The IPSS HKv2 total symptom score moderately correlated with the ICIQ-UI SF which confirms that the constructs of both measures are related but not equivalent. The IPSS quality of life question had a moderate correlation with IIQ-7 but weak correlation with SF-12v2 suggesting that there is a difference in the construct of the IPSS quality of life question and that of the SF-12v2. Since SF-12v2 is a generic health-related quality of life measure, the domains of such measures might not be specific and sensitive enough to capture the impact of LUTS on health-related quality of life. Generic measures contain irrelevant domains and may miss specific concerns held by the respondents[
21]. On the contrary, the IIQ-7 is a condition-specific measure, so the domains of IIQ-7 should be more relevant to those with LUTS. Our results support the added value of condition-specific measures.

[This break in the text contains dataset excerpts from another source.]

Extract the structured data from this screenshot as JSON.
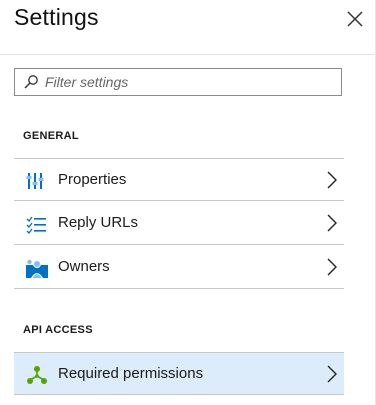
{
  "blade": {
    "title": "Settings",
    "close_icon": "close-icon"
  },
  "search": {
    "placeholder": "Filter settings",
    "value": ""
  },
  "sections": [
    {
      "header": "GENERAL",
      "items": [
        {
          "label": "Properties",
          "icon": "properties-icon"
        },
        {
          "label": "Reply URLs",
          "icon": "reply-urls-icon"
        },
        {
          "label": "Owners",
          "icon": "owners-icon"
        }
      ]
    },
    {
      "header": "API ACCESS",
      "items": [
        {
          "label": "Required permissions",
          "icon": "required-permissions-icon",
          "selected": true
        }
      ]
    }
  ],
  "colors": {
    "accent": "#0078d7",
    "selected_bg": "#dcecfb",
    "permissions_icon": "#57a300"
  }
}
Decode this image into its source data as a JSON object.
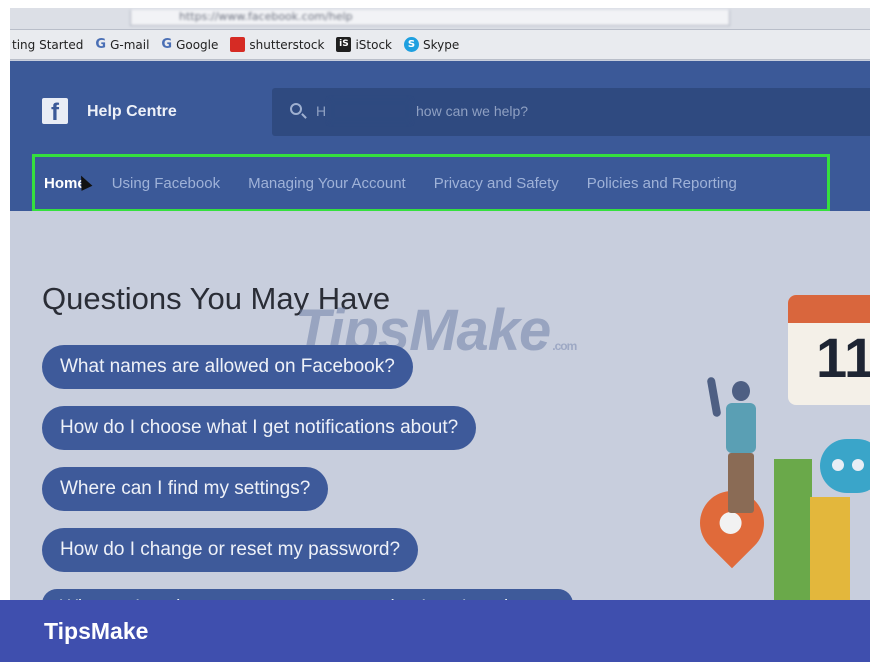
{
  "browser": {
    "url_text": "https://www.facebook.com/help",
    "bookmarks": [
      {
        "label": "ting Started",
        "icon": "none"
      },
      {
        "label": "G-mail",
        "icon": "google-g-icon"
      },
      {
        "label": "Google",
        "icon": "google-g-icon"
      },
      {
        "label": "shutterstock",
        "icon": "shutterstock-icon"
      },
      {
        "label": "iStock",
        "icon": "istock-icon"
      },
      {
        "label": "Skype",
        "icon": "skype-icon"
      }
    ]
  },
  "header": {
    "logo": "f",
    "title": "Help Centre",
    "search_prefix": "H",
    "search_placeholder": "how can we help?"
  },
  "nav": {
    "items": [
      "Home",
      "Using Facebook",
      "Managing Your Account",
      "Privacy and Safety",
      "Policies and Reporting"
    ]
  },
  "main": {
    "title": "Questions You May Have",
    "questions": [
      "What names are allowed on Facebook?",
      "How do I choose what I get notifications about?",
      "Where can I find my settings?",
      "How do I change or reset my password?",
      "Why am I seeing an error message saying I can't reply to a"
    ],
    "calendar_number": "11"
  },
  "watermark": {
    "text": "TipsMake",
    "suffix": ".com"
  },
  "banner": {
    "brand": "TipsMake"
  },
  "colors": {
    "facebook_blue": "#3b5998",
    "nav_highlight": "#35e03e",
    "banner": "#3f4fae"
  }
}
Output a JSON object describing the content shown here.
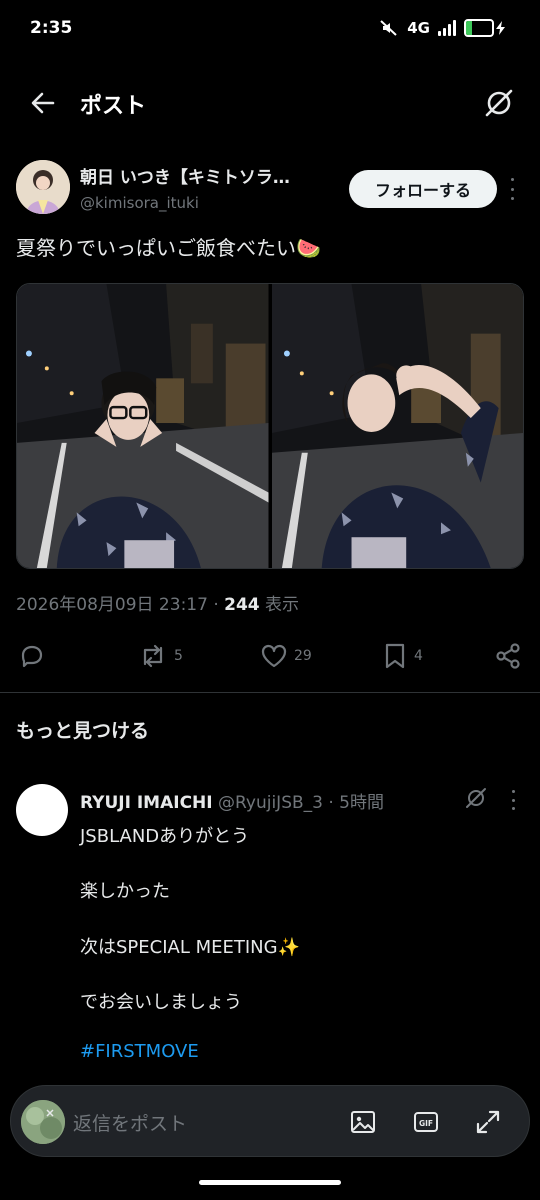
{
  "status_bar": {
    "time": "2:35",
    "network": "4G",
    "battery": "23",
    "battery_level": 0.23,
    "battery_color": "#3ec85a"
  },
  "nav": {
    "title": "ポスト",
    "back_icon": "arrow-left-icon",
    "grok_icon": "grok-icon"
  },
  "post": {
    "author_name": "朝日 いつき【キミトソラ…",
    "author_handle": "@kimisora_ituki",
    "follow_label": "フォローする",
    "text": "夏祭りでいっぱいご飯食べたい🍉",
    "timestamp": "2026年08月09日 23:17 · ",
    "views_count": "244",
    "views_label": " 表示",
    "actions": {
      "reply_count": "",
      "repost_count": "5",
      "like_count": "29",
      "bookmark_count": "4"
    }
  },
  "discover": {
    "heading": "もっと見つける"
  },
  "reply_post": {
    "name": "RYUJI IMAICHI",
    "handle_time": " @RyujiJSB_3 · 5時間",
    "lines": [
      "JSBLANDありがとう",
      "楽しかった",
      "次はSPECIAL MEETING✨",
      "でお会いしましょう"
    ],
    "hashtag": "#FIRSTMOVE"
  },
  "compose": {
    "placeholder": "返信をポスト"
  },
  "colors": {
    "background": "#000000",
    "text_primary": "#e7e9ea",
    "text_secondary": "#71767b",
    "accent_blue": "#1d9bf0",
    "divider": "#2f3336"
  }
}
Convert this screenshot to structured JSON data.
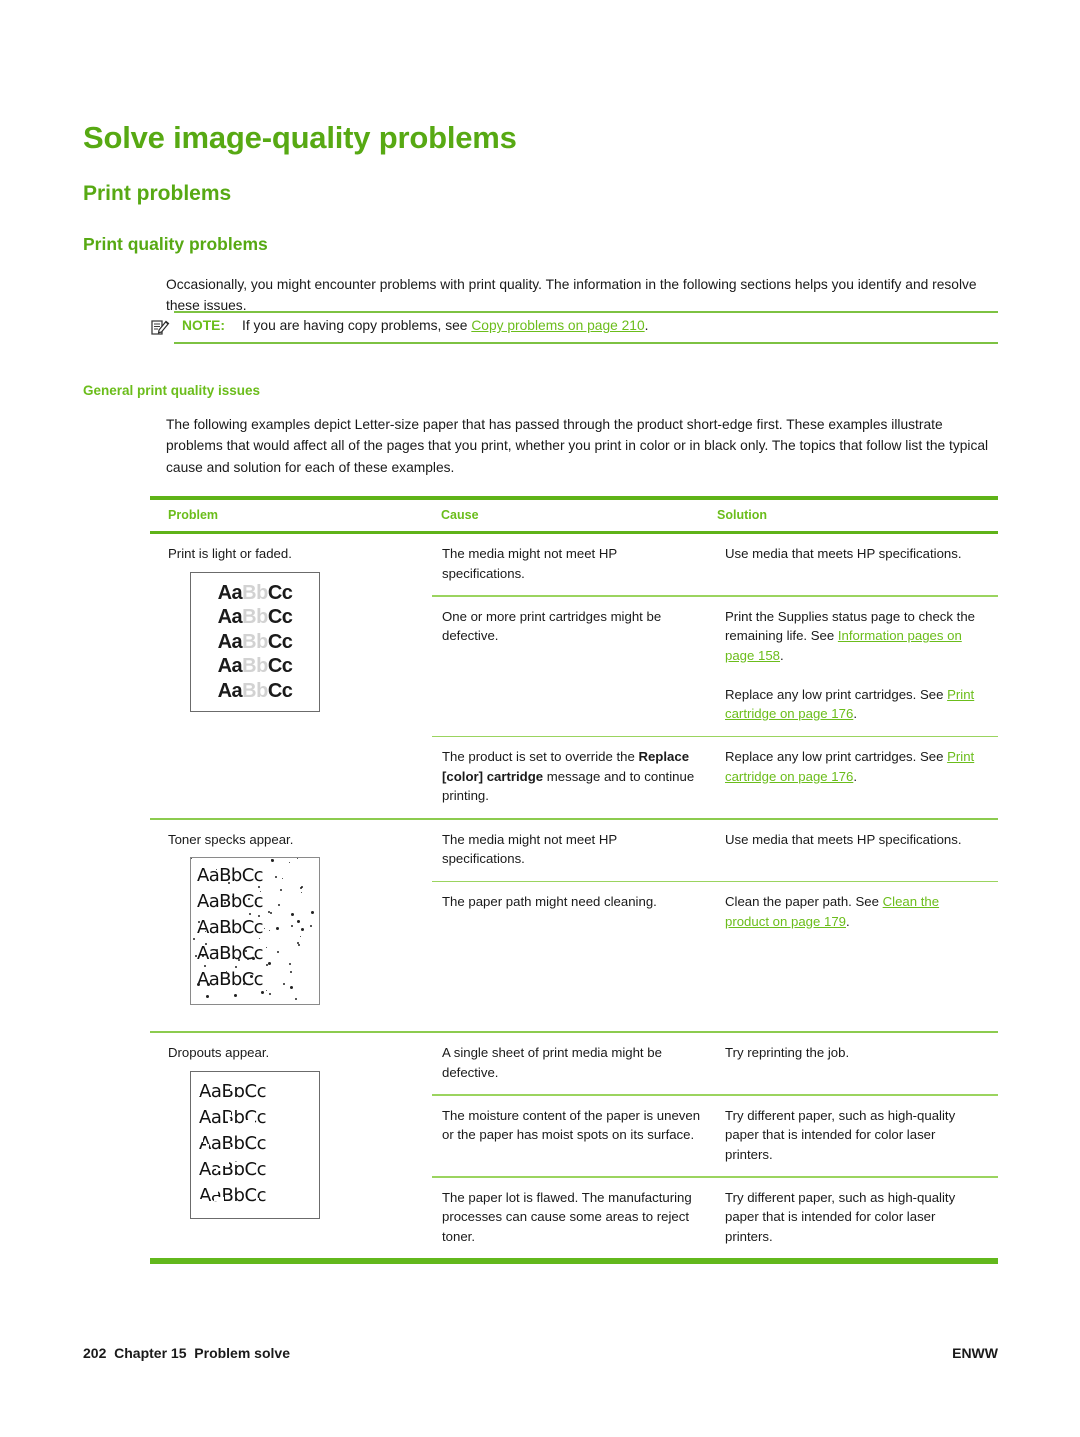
{
  "colors": {
    "green_heading": "#57A913",
    "green_accent": "#6BBD1B",
    "rule_heavy": "#5FB318",
    "rule_light": "#8CCB4F",
    "link": "#6BBD1B",
    "body_text": "#1a1a1a"
  },
  "headings": {
    "h1": "Solve image-quality problems",
    "h2": "Print problems",
    "h3": "Print quality problems",
    "h4": "General print quality issues"
  },
  "paragraphs": {
    "intro": "Occasionally, you might encounter problems with print quality. The information in the following sections helps you identify and resolve these issues.",
    "examples": "The following examples depict Letter-size paper that has passed through the product short-edge first. These examples illustrate problems that would affect all of the pages that you print, whether you print in color or in black only. The topics that follow list the typical cause and solution for each of these examples."
  },
  "note": {
    "icon": "note-pencil-icon",
    "label": "NOTE:",
    "text_before": "If you are having copy problems, see ",
    "link": "Copy problems on page 210",
    "text_after": "."
  },
  "table": {
    "headers": [
      "Problem",
      "Cause",
      "Solution"
    ],
    "sections": [
      {
        "problem": "Print is light or faded.",
        "sample": {
          "type": "faded-sample",
          "lines": [
            {
              "dark_left": "Aa",
              "faded": "Bb",
              "dark_right": "Cc"
            },
            {
              "dark_left": "Aa",
              "faded": "Bb",
              "dark_right": "Cc"
            },
            {
              "dark_left": "Aa",
              "faded": "Bb",
              "dark_right": "Cc"
            },
            {
              "dark_left": "Aa",
              "faded": "Bb",
              "dark_right": "Cc"
            },
            {
              "dark_left": "Aa",
              "faded": "Bb",
              "dark_right": "Cc"
            }
          ]
        },
        "rows": [
          {
            "cause": [
              {
                "t": "The media might not meet HP specifications."
              }
            ],
            "solution": [
              {
                "t": "Use media that meets HP specifications."
              }
            ]
          },
          {
            "cause": [
              {
                "t": "One or more print cartridges might be defective."
              }
            ],
            "solution": [
              {
                "t": "Print the Supplies status page to check the remaining life. See "
              },
              {
                "link": "Information pages on page 158"
              },
              {
                "t": "."
              },
              {
                "br": true
              },
              {
                "t": "Replace any low print cartridges. See "
              },
              {
                "link": "Print cartridge on page 176"
              },
              {
                "t": "."
              }
            ]
          },
          {
            "cause": [
              {
                "t": "The product is set to override the "
              },
              {
                "b": "Replace [color] cartridge"
              },
              {
                "t": " message and to continue printing."
              }
            ],
            "solution": [
              {
                "t": "Replace any low print cartridges. See "
              },
              {
                "link": "Print cartridge on page 176"
              },
              {
                "t": "."
              }
            ]
          }
        ]
      },
      {
        "problem": "Toner specks appear.",
        "sample": {
          "type": "specks-sample",
          "lines": [
            "AaBbCc",
            "AaBbCc",
            "AaBbCc",
            "AaBbCc",
            "AaBbCc"
          ]
        },
        "rows": [
          {
            "cause": [
              {
                "t": "The media might not meet HP specifications."
              }
            ],
            "solution": [
              {
                "t": "Use media that meets HP specifications."
              }
            ]
          },
          {
            "cause": [
              {
                "t": "The paper path might need cleaning."
              }
            ],
            "solution": [
              {
                "t": "Clean the paper path. See "
              },
              {
                "link": "Clean the product on page 179"
              },
              {
                "t": "."
              }
            ]
          }
        ]
      },
      {
        "problem": "Dropouts appear.",
        "sample": {
          "type": "dropouts-sample",
          "lines": [
            "AaBbCc",
            "AaBbCc",
            "AaBbCc",
            "AaBbCc",
            "AaBbCc"
          ]
        },
        "rows": [
          {
            "cause": [
              {
                "t": "A single sheet of print media might be defective."
              }
            ],
            "solution": [
              {
                "t": "Try reprinting the job."
              }
            ]
          },
          {
            "cause": [
              {
                "t": "The moisture content of the paper is uneven or the paper has moist spots on its surface."
              }
            ],
            "solution": [
              {
                "t": "Try different paper, such as high-quality paper that is intended for color laser printers."
              }
            ]
          },
          {
            "cause": [
              {
                "t": "The paper lot is flawed. The manufacturing processes can cause some areas to reject toner."
              }
            ],
            "solution": [
              {
                "t": "Try different paper, such as high-quality paper that is intended for color laser printers."
              }
            ]
          }
        ]
      }
    ]
  },
  "footer": {
    "page_number": "202",
    "chapter": "Chapter 15",
    "chapter_title": "Problem solve",
    "right": "ENWW"
  }
}
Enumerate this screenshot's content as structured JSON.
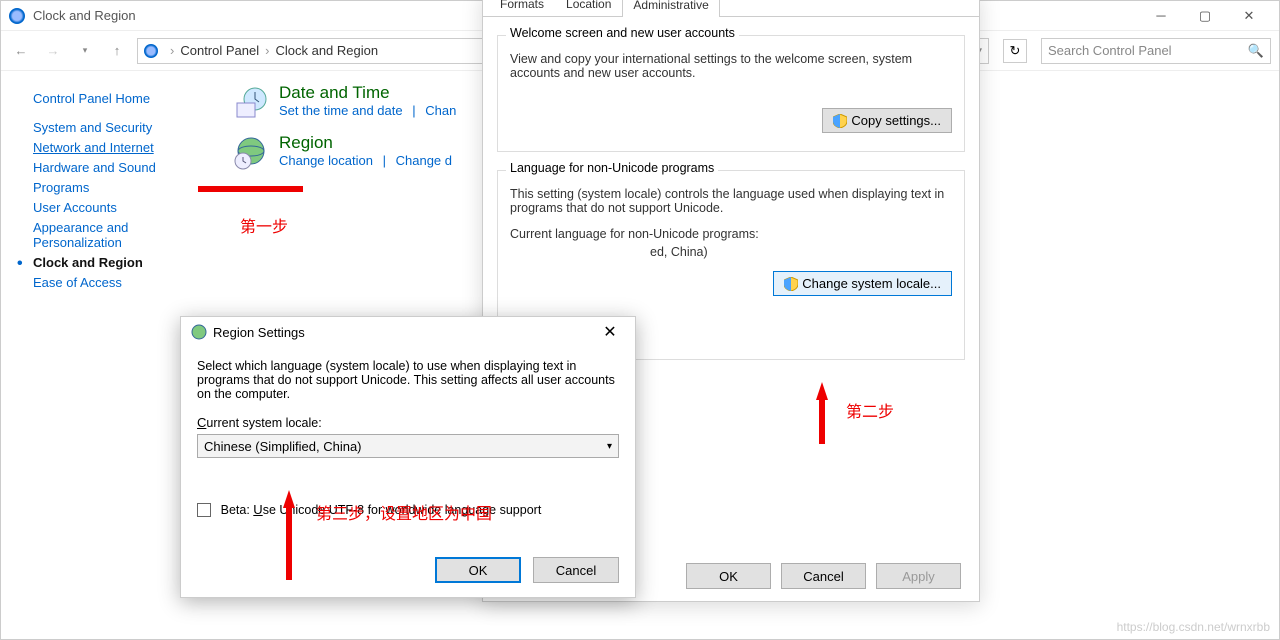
{
  "cp": {
    "title": "Clock and Region",
    "breadcrumb": [
      "Control Panel",
      "Clock and Region"
    ],
    "search_placeholder": "Search Control Panel",
    "home": "Control Panel Home",
    "links": [
      {
        "label": "System and Security",
        "active": false
      },
      {
        "label": "Network and Internet",
        "active": true
      },
      {
        "label": "Hardware and Sound",
        "active": false
      },
      {
        "label": "Programs",
        "active": false
      },
      {
        "label": "User Accounts",
        "active": false
      },
      {
        "label": "Appearance and Personalization",
        "active": false
      },
      {
        "label": "Clock and Region",
        "active": false,
        "bold": true
      },
      {
        "label": "Ease of Access",
        "active": false
      }
    ],
    "items": {
      "datetime": {
        "head": "Date and Time",
        "a": "Set the time and date",
        "b": "Chan"
      },
      "region": {
        "head": "Region",
        "a": "Change location",
        "b": "Change d"
      }
    }
  },
  "rg": {
    "tabs": [
      "Formats",
      "Location",
      "Administrative"
    ],
    "active_tab": 2,
    "g1": {
      "legend": "Welcome screen and new user accounts",
      "text": "View and copy your international settings to the welcome screen, system accounts and new user accounts.",
      "btn": "Copy settings..."
    },
    "g2": {
      "legend": "Language for non-Unicode programs",
      "text": "This setting (system locale) controls the language used when displaying text in programs that do not support Unicode.",
      "cur_label": "Current language for non-Unicode programs:",
      "cur_value": "ed, China)",
      "btn": "Change system locale..."
    },
    "ok": "OK",
    "cancel": "Cancel",
    "apply": "Apply"
  },
  "rs": {
    "title": "Region Settings",
    "text": "Select which language (system locale) to use when displaying text in programs that do not support Unicode. This setting affects all user accounts on the computer.",
    "label": "Current system locale:",
    "value": "Chinese (Simplified, China)",
    "beta": "Beta: Use Unicode UTF-8 for worldwide language support",
    "ok": "OK",
    "cancel": "Cancel"
  },
  "anno": {
    "step1": "第一步",
    "step2": "第二步",
    "step3": "第三步，设置地区为中国",
    "watermark": "https://blog.csdn.net/wrnxrbb"
  }
}
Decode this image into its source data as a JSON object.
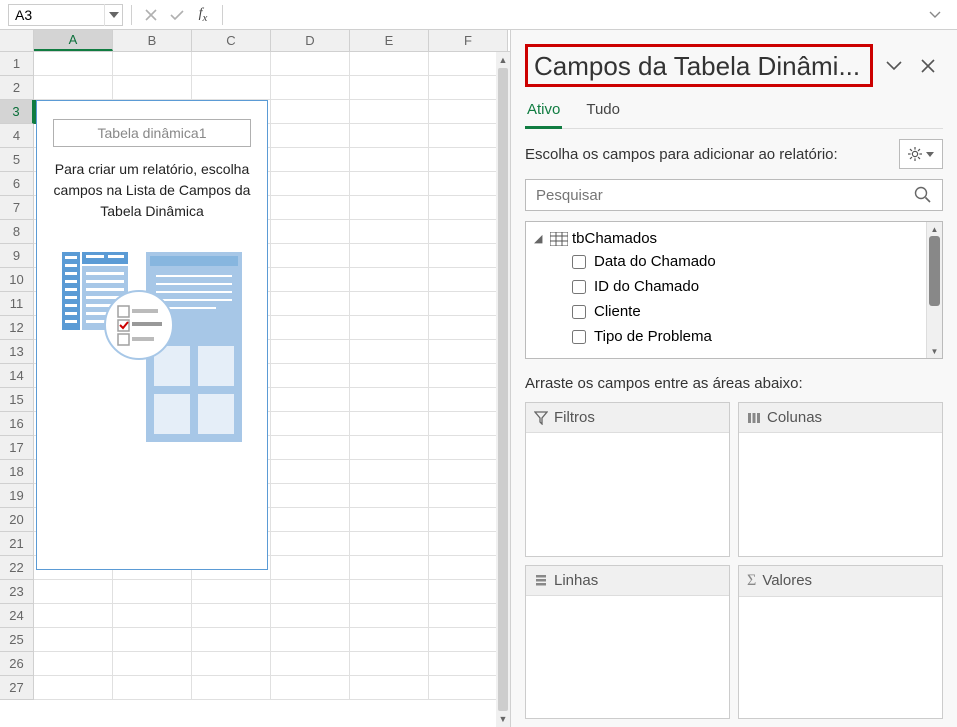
{
  "namebox": "A3",
  "formula": "",
  "columns": [
    "A",
    "B",
    "C",
    "D",
    "E",
    "F"
  ],
  "selected_column_index": 0,
  "rows_count": 27,
  "selected_row": 3,
  "pivot_placeholder": {
    "title": "Tabela dinâmica1",
    "message": "Para criar um relatório, escolha campos na Lista de Campos da Tabela Dinâmica"
  },
  "side_panel": {
    "title": "Campos da Tabela Dinâmi...",
    "tabs": {
      "active": "Ativo",
      "all": "Tudo"
    },
    "choose_label": "Escolha os campos para adicionar ao relatório:",
    "search_placeholder": "Pesquisar",
    "table_name": "tbChamados",
    "fields": [
      {
        "label": "Data do Chamado"
      },
      {
        "label": "ID do Chamado"
      },
      {
        "label": "Cliente"
      },
      {
        "label": "Tipo de Problema"
      }
    ],
    "drag_label": "Arraste os campos entre as áreas abaixo:",
    "areas": {
      "filters": "Filtros",
      "columns": "Colunas",
      "rows": "Linhas",
      "values": "Valores"
    }
  }
}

Interestingly, the IPSS HKv2 quality of life score only correlated with SF-12v2 MCS in men whilst there is a stronger correlation between IPSS HKv2 quality of life score and SF-12v2 PCS in women. This shows that the impact of LUTS on quality of life is different for males and females. The present study showed that LUTS appears to have a greater impact on mental health than physical health in men, whereas the opposite occurs in women. These findings are consistent with the validation study of the Spanish IPSS[
3]. Males with LUTS are worried and embarrassed[
22], and have concerns about sexual competence and prostate cancer[
23]. Men with LUTS might therefore have more mental health burden. Conversely, in women, overactive symptoms such as urgency and frequency appear to have a more negative impact on physical functioning than mental health[
24,
25].
The IPSS HKv2 was found to be a reliable patient reported outcome measure in both males and females. Overall, the internal consistency (Cronbach’s alpha >0.7) of the IPSS HKv2 appears to be comparable to the original English instrument[
1]. The Cronbach’s alpha was slightly below standard in females, which is still acceptable. The 2-week test-retest reliability in patients with stable health condition was acceptable and comparable to other versions of the IPSS[
1,
3,
26]. The intra-class correlation coefficients of IPSS HKv2 total symptom and quality of life scores were above 0.7 with the exception of the quality of life question in female subjects (ICC = 0.578) implying that this single-item measure is comparatively unreliable in women[
12]. Clinicians and researchers should interpret the responses to this item with caution and should not rely on the IPSS single-item quality of life question to monitor patients longitudinally or for evaluation of treatment effect.
The finding of higher IPSS HKv2 total symptom severity and poorer health-related quality of life in patients recruited from continence clinics than general outpatient clinics shows that the instrument is sensitive to differentiate patients with varying disease severity. It should be noted that the IPSS quality of life question had a larger effect size than all the other measures suggesting that this single-item measure may have high sensitivity to differentiate subgroups. Our findings also suggest that an individual’s perceived impact on health-related quality of life might be a determinant for patients to seek medical advice. From our data, it appears that the SF-12v2 may not be sensitive enough to detect differences between patients in continence clinics and general outpatient clinics. The SF-12v2 may be too generic and not sufficiently sensitive to detect subgroup differences[
27,
28]. Our findings indicate that condition-specific measures outperform generic measures for detecting differences between subgroups of patients with urinary symptoms.